I also seem to recall that within a MARC field (which are denoted by a number like 020 I think?) there can be all sorts of subfields. Do you envisage making anything to make those easier to extract and indexable or will that be the domain of substr and friends?
And yes, I have plans to add proper subfield support as well, and also support for altering fields (or subfields). What I have now is only the beginning. And there is the question whether PostgreSQL's text search functions can be used for full text title search etc.
I'm sure we could make use of a MARC extension, too. I'll keep my eyes open
My guess is that you will end up having to shred the MARC out into separate tables, too, so that you can have meaningful values for "title" and "sorting title" and the umpteen different kinds of subjects and authors and other minutely granular access points to which librarians insist upon having access. (I'm a librarian, so count me among the guilty parties on that front...)

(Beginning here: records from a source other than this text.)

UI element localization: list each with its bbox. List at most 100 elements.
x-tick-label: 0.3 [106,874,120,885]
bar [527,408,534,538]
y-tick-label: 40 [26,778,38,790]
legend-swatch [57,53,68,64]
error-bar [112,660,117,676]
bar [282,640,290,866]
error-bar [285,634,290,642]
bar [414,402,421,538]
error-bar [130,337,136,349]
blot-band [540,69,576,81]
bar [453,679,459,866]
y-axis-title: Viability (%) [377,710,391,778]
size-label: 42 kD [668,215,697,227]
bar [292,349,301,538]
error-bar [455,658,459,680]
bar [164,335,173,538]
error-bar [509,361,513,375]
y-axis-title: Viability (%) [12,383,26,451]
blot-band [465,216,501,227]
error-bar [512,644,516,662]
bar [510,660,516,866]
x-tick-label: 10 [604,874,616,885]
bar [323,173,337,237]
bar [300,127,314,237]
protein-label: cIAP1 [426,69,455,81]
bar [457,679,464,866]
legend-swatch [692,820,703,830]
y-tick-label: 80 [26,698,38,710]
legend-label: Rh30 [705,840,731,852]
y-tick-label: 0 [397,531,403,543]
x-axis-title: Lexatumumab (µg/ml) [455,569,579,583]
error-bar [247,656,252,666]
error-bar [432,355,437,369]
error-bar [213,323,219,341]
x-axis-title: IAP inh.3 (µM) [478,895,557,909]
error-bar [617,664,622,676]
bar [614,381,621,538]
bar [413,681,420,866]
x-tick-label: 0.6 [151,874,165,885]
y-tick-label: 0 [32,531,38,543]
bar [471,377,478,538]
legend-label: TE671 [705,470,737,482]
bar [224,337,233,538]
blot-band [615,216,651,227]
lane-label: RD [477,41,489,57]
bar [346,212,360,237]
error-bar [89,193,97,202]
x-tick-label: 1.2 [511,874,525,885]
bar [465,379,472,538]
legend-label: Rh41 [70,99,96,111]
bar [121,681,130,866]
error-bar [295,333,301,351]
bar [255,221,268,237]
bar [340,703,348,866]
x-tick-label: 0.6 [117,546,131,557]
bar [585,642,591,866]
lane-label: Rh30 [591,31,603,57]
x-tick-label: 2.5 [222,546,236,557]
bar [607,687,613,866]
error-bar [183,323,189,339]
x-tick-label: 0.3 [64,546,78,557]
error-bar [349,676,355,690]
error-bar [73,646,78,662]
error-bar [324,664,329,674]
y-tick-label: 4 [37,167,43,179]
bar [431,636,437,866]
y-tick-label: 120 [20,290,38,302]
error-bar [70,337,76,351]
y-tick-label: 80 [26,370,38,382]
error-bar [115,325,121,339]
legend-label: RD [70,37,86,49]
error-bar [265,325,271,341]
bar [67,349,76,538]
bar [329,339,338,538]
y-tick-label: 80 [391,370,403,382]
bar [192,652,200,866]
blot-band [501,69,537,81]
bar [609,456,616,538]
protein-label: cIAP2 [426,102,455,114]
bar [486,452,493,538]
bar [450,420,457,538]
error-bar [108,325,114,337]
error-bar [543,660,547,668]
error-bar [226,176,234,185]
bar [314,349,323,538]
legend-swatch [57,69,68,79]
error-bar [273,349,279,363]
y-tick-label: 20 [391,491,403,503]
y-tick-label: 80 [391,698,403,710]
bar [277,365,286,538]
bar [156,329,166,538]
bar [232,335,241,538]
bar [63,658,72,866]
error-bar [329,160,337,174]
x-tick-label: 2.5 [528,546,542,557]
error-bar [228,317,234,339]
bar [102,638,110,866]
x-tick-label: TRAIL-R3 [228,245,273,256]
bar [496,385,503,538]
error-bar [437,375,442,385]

As an example, queries against fields will need to support indicators. Drawing from http://www.loc.gov/marc/bibliographic/bd245.html for extracting the title of a work in MARC21:
245 04 $aThe Year book of medicine
The sortable title would be "Year book of medicine", as determined by the second indicator "4" which instructs you to ignore the first 4 characters for sorting purposes. But you'll also want to provide access to the full title (which will also potentially include subfields b, c, and others, but excluding h because that tells us a fact about the medium in which the work is expressed and isn't a part of the title).
And so the MARC2MODS XSL transform does a lot of heavy lifting for us in sorting out all of the semantics of MARC21, and all of the day-to-day queries operate on the shredded values, not the original XML. I suspect anyone using the MARC type will have to recreate the same sort of rules and will require the same sort of granular access to the indicators... and repeating subfields... in the proper order.
Augh, I'm flashing back to all the headaches that were involved in providing a MARC library for PHP that supported all of these ins and outs (File_MARC in PEAR). The horror! The horror!